Computational Statistics with R
2020-09-25, Git version: 5626a62
This is a draft of a book on computational statistics, which is being developed specifically for the master’s education in statistics at University of Copenhagen.
A solid mathematical background is assumed throughout, while the computer science prerequisites are more modest. To be specific, the reader is expected to have a reasonable command of mathematical analysis, linear algebra and mathematical statistics, as exemplified by maximum likelihood estimation of multivariate parameters and asymptotic properties of multivariate estimators. The reader is expected to have an understanding of what an algorithm is, how numerical computations differ from symbolic computations, and be able to write small computer programs.
The intention of the material is to serve as a pedagogical introduction to computational statistics. No claim is made that the material is comprehensive or even representative, nor does it purport computational statistics as a single coherent field with a unifying theoretical foundation. This introduction is driven by statistical examples with the unifying theme being an experimental approach to solving computational problems in statistics.
Contemporary challenges in computational statistics revolve around large scale computations, either because the amount of data is massive or because we want to apply ever more complicated and sophisticated models and methods for the analysis and visualization of data. The examples treated are all of a rather modest complexity compared to these challenges. This is deliberate! A solid understanding of how to solve simpler problems is seen as a prerequisite for solving complex problems. It is the hope that this material provides the reader with a foundation in computational statistics that will subsequently make him or her able to develop novel solutions to problems in computational statistics.
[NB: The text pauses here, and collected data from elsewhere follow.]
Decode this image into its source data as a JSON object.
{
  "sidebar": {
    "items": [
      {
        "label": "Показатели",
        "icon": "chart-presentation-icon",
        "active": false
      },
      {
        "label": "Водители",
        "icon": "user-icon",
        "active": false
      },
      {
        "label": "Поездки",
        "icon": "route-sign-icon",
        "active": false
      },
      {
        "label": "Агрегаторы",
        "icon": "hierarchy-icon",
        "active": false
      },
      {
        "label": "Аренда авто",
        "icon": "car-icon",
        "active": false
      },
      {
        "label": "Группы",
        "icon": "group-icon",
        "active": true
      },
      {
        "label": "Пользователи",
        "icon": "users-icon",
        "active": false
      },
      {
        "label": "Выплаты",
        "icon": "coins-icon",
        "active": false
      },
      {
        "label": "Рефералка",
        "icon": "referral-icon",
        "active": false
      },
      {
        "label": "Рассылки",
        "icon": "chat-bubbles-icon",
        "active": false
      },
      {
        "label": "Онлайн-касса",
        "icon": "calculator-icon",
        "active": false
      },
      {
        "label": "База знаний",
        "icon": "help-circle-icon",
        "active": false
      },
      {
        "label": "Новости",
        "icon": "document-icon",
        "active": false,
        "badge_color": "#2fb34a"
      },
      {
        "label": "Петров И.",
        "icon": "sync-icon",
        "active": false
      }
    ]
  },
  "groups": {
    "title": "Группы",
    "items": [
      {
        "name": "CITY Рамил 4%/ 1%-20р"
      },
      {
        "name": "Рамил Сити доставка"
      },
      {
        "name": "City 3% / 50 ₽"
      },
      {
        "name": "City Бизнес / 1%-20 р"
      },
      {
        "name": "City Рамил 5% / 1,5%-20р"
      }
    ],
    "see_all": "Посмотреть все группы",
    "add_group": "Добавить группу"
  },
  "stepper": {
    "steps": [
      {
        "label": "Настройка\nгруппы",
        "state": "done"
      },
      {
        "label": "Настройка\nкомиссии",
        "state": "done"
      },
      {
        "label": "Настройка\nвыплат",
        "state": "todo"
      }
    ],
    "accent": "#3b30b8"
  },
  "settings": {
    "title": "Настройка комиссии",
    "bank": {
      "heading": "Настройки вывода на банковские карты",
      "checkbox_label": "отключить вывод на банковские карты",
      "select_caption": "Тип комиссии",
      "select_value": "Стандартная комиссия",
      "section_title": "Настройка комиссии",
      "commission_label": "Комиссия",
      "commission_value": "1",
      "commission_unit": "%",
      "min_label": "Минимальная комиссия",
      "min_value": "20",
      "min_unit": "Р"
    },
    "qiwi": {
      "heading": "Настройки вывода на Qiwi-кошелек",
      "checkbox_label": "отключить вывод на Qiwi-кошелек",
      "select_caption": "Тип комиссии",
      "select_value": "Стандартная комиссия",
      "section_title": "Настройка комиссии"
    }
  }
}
The book is based on R for several reasons. First of all the target audience of statisticians is expected to be familiar with R, and they should learn how to use their programming language in an optimal way. This includes knowledge of the infrastructure supported by R and RStudio for supporting good software development and for testing, benchmarking and profiling code. In addition, this infrastructure combined with R Markdown and bookdown makes it a bliss to write a book that systematically integrates code and software development into the theory. Finally, though the R implementation itself is a relatively slow interpreter, it is possible to write performant code by a proper use of R as a very high-level programming language.